Он долго молчал, потом невнятно выговорил:
- Я болен ... я, может быть, вспомню ...
- А ID у вас есть? - спросила женщина. - Или cell-phone? Вы в карманах посмотрите.
- ID? Cell phone? - переспросил он, пошарил в карманах мятого светлого пиджака с бурой полосой на левом рукаве и отрицательно покачал головой. - Нет, ничего нет.
- Вы так одеты, как будто с какого-нибудь party сюда попали, - заметила женщина.
- Party? Да, party, - оживился он.
- Может, вас по голове ударили? У вас как будто ссадина на лбу.
- Да! Правый прямой в голову.
----------
Они скинулись по пятерке и собрались вместе посмотреть по платному каналу финальный бой тяжеловесов из Лас-Вегаса. Пока главный матч еще не начался, и дрались легковесы, толстощекий Вадим жарил мясо на балконе и рассказывал о Нью-Йорке бородатому Леше. Вадим повторял то, что обычно рассказывают об этом городе люди, впервые в нем побывавшие.
- Сталинград! - говорил Вадим, имея в виду Bronx. - От многих домов одни стены остались.

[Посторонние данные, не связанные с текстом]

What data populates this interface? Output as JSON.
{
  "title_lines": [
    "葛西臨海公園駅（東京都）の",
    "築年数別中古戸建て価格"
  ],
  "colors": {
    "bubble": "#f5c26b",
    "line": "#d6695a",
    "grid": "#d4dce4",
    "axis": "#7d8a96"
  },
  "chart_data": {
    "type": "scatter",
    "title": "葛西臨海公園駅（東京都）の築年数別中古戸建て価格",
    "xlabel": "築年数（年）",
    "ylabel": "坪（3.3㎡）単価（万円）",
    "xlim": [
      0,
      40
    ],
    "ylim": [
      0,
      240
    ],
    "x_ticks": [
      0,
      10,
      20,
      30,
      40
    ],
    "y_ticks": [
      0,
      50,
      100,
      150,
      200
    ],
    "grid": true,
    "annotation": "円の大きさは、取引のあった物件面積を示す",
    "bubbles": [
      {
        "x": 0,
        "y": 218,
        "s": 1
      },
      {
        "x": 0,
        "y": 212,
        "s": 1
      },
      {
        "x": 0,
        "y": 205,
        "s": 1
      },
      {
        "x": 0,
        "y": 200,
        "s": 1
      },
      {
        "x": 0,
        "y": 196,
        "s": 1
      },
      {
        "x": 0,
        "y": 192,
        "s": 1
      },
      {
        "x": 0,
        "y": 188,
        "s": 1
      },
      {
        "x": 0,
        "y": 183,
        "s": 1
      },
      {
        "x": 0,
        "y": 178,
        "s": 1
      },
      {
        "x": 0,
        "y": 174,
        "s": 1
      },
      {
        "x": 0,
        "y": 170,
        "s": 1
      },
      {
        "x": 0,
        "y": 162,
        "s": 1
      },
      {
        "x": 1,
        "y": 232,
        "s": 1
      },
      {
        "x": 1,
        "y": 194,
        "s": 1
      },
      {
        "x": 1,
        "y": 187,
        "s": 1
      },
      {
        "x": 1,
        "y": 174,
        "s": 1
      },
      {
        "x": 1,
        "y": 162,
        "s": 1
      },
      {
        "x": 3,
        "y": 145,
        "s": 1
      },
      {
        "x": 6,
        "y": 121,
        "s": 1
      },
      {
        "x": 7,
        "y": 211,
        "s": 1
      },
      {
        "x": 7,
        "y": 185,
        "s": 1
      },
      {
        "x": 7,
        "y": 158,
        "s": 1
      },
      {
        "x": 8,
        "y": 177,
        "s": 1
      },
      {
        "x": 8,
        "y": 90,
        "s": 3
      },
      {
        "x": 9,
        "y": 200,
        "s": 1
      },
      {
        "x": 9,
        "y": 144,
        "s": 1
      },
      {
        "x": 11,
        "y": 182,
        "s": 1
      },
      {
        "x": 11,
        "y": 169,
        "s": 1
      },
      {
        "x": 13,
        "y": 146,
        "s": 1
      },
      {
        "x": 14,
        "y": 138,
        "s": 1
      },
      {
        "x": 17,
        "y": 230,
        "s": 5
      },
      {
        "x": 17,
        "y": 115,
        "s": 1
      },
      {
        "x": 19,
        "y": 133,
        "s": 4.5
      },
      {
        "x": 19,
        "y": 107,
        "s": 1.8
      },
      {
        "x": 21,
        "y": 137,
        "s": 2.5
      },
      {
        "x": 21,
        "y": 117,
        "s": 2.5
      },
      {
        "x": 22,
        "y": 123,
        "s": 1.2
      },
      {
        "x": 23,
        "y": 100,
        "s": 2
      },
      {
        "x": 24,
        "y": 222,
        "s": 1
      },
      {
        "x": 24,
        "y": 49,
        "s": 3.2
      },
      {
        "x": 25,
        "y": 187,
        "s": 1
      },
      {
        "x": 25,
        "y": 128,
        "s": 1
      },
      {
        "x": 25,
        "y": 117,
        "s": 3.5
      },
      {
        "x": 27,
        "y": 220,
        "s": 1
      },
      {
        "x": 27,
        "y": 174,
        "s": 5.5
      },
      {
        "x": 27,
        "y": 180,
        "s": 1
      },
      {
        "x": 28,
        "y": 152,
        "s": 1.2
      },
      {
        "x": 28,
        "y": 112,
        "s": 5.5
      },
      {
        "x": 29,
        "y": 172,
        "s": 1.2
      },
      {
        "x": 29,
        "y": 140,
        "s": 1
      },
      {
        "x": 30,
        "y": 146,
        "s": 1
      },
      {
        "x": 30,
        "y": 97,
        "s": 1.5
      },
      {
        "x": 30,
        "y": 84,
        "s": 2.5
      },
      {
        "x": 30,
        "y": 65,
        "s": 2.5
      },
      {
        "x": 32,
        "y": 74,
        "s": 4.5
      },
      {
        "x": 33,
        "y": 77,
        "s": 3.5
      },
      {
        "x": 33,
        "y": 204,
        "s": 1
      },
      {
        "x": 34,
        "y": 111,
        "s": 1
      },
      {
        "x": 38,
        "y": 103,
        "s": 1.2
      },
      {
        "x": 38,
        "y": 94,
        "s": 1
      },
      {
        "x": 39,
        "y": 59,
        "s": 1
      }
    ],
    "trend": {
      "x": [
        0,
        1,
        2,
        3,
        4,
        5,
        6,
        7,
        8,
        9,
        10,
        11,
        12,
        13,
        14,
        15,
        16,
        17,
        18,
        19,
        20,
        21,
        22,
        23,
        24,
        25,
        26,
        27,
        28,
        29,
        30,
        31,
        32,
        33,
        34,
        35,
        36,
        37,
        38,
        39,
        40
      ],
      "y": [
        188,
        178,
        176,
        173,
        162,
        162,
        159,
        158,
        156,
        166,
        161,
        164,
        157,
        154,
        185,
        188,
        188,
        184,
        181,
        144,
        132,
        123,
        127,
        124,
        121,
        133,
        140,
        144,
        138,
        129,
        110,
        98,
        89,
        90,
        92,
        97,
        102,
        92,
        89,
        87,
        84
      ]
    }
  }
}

Но днем белые ходят по улицам.
- Не ври! - встрял м-р Никто, выходя на балкон. - В Сталинграде по улицам немцы ходили, а не белые. Не путай Отечественную войну с Гражданской!
Бородатый Леша засмеялся, и перейдя на английский, потому что на балкон вышел Билл, стал рассказывать, как недавно сдавал экзамен в духовной академии. Тексты он знал, но правильно спеть тропарь не мог. Ему в детстве медведь на ухо наступил. Билл послушал и спросил, в какую церковь они ходят.

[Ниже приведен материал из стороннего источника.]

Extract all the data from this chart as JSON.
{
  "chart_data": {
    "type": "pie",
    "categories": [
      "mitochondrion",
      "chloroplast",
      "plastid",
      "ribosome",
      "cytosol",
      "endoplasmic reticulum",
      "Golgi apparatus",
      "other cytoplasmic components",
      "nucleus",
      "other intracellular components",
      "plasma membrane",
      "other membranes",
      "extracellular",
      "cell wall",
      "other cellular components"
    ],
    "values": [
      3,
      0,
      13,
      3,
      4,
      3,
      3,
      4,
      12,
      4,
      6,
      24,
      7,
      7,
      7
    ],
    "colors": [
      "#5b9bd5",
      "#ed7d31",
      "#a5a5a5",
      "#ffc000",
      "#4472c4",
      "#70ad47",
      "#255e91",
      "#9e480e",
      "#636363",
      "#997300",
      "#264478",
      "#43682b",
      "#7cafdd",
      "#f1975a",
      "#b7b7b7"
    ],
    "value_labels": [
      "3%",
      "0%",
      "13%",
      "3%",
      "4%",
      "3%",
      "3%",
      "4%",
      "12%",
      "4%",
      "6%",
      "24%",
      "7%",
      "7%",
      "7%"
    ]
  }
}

- Я вообще в церковь не хожу, - быстро ответил Вадим. - Я атеист.
- Атеист? - переспросил Билл с испугом и стал похож на Воланда, разговаривающего с поэтом Бездомным на Патриарших.
- Yes, atheist, - подтвердил Вадим. - I am not a believer.
Билл сокрушенно покачал головой, достал из кулера бутылку "Budweiser"а" и ушел с балкона. А Леша рассказал, как у него на родине этим летом одного священника пригласили освятить только что открытый детский сад. Поп пришел с дьяконом, рассчитывая получить долларов сто за службу. "Уж он кадил-кадил, кропил-кропил, - говорил Леша. - А дьякон подпевал "Господи, помилуй!" Кончили. Дают им большой конверт. Они вышли на улицу, открыли. А там книга с благодарственной надписью, "Сказка о попе и работнике его Балде". Толстый Вадим жизнерадостно заржал, а м-р Никто сказал, посмотрев на Лешу: "Не гонялся бы ты, поп, за дешевизной".
В восьмом раунде один черный боец упал и не смог подняться. Его увели под руки. На повторе было хорошо видно, что он пропустил правый прямой в голову.
- И что, вы вот так, в костюме, ходили бокс смотреть? - спросила женщина.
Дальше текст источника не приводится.